The Neoproterozoic–Cambrian record in Australia: A stable isotope study

Shallow intracratonic basins developed across a large area of the central part of the Australian craton during the Neoproterozoic and continued to accumulate marine sedimentary successions until well into the early Palaeozoic—a half billion year sedimentary record. Carbonate successions ranging in age from Neoproterozoic (Cryogenian) to ostensibly Early Ordovician have been sampled at eleven sites across four of the northernmost of these basins (Amadeus, Georgina, Wiso and Daly Basins). A total of 996 samples were then analyzed for stable carbon (δ13Ccarb) and oxygen (δ18Ocarb) isotopes to develop a regional secular stable carbon isotopic curve. The curve complements earlier work and provides an important framework for global correlation at a critical time in Earth history during which the biosphere and atmosphere were evolving rapidly. site in the Amadeus Basin, diagenesis proved to have significantly modified the isotopic composition of the carbonates and the data were eliminated.
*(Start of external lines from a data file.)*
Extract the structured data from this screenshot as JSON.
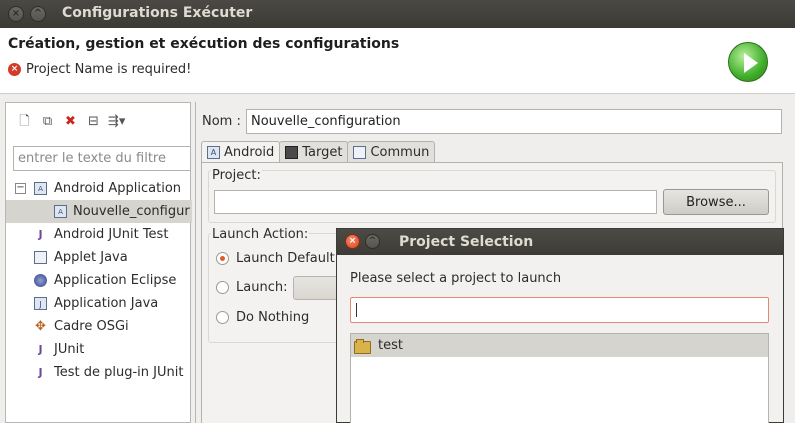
{
  "window": {
    "title": "Configurations Exécuter"
  },
  "header": {
    "title": "Création, gestion et exécution des configurations",
    "error": "Project Name is required!"
  },
  "left_panel": {
    "toolbar_icons": [
      "new-config-icon",
      "duplicate-icon",
      "delete-icon",
      "collapse-all-icon",
      "filter-icon"
    ],
    "filter_placeholder": "entrer le texte du filtre",
    "tree": [
      {
        "label": "Android Application",
        "icon": "android-app-icon",
        "expanded": true
      },
      {
        "label": "Nouvelle_configur",
        "icon": "android-config-icon",
        "selected": true,
        "child": true
      },
      {
        "label": "Android JUnit Test",
        "icon": "junit-icon"
      },
      {
        "label": "Applet Java",
        "icon": "applet-icon"
      },
      {
        "label": "Application Eclipse",
        "icon": "eclipse-icon"
      },
      {
        "label": "Application Java",
        "icon": "java-app-icon"
      },
      {
        "label": "Cadre OSGi",
        "icon": "osgi-icon"
      },
      {
        "label": "JUnit",
        "icon": "junit-icon"
      },
      {
        "label": "Test de plug-in JUnit",
        "icon": "junit-plugin-icon"
      }
    ]
  },
  "config": {
    "name_label": "Nom :",
    "name_value": "Nouvelle_configuration",
    "tabs": [
      {
        "label": "Android",
        "active": true
      },
      {
        "label": "Target"
      },
      {
        "label": "Commun"
      }
    ],
    "project_label": "Project:",
    "project_value": "",
    "browse_label": "Browse...",
    "launch_action_label": "Launch Action:",
    "launch_options": [
      {
        "label": "Launch Default",
        "selected": true
      },
      {
        "label": "Launch:"
      },
      {
        "label": "Do Nothing"
      }
    ]
  },
  "dialog": {
    "title": "Project Selection",
    "message": "Please select a project to launch",
    "search_value": "",
    "items": [
      {
        "label": "test",
        "selected": true
      }
    ]
  },
  "colors": {
    "titlebar": "#3c3b37",
    "error": "#d33a2a",
    "run_green": "#3fae2a",
    "radio_selected": "#e45a2c"
  }
}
Analysis of the remaining samples suggests that they reflect the global secular stable carbon isotope curve and tie well with established palaeontological timescales. In particular, key isotopic excursions can be identified in the earliest part of the Neoproterozoic succession, notably the negative excursion following the Sturtian glaciation. In the early Palaeozoic record a major excursion during Ordian–early Templetonian (509–506 Ma) time can be identified across the region as can the so-called SPICE excursion which has been associated globally with the Steptoean Stage of Laurentia (497.5–495 Ma). A smaller late Templetonian–Floran (506–503 Ma) positive excursion has also been recognized. The stable carbon isotope record provides a strong regional correlation in both fossiliferous and unfossiliferous Neoproterozoic and early Palaeozoic successions and allows a global correlation to be established.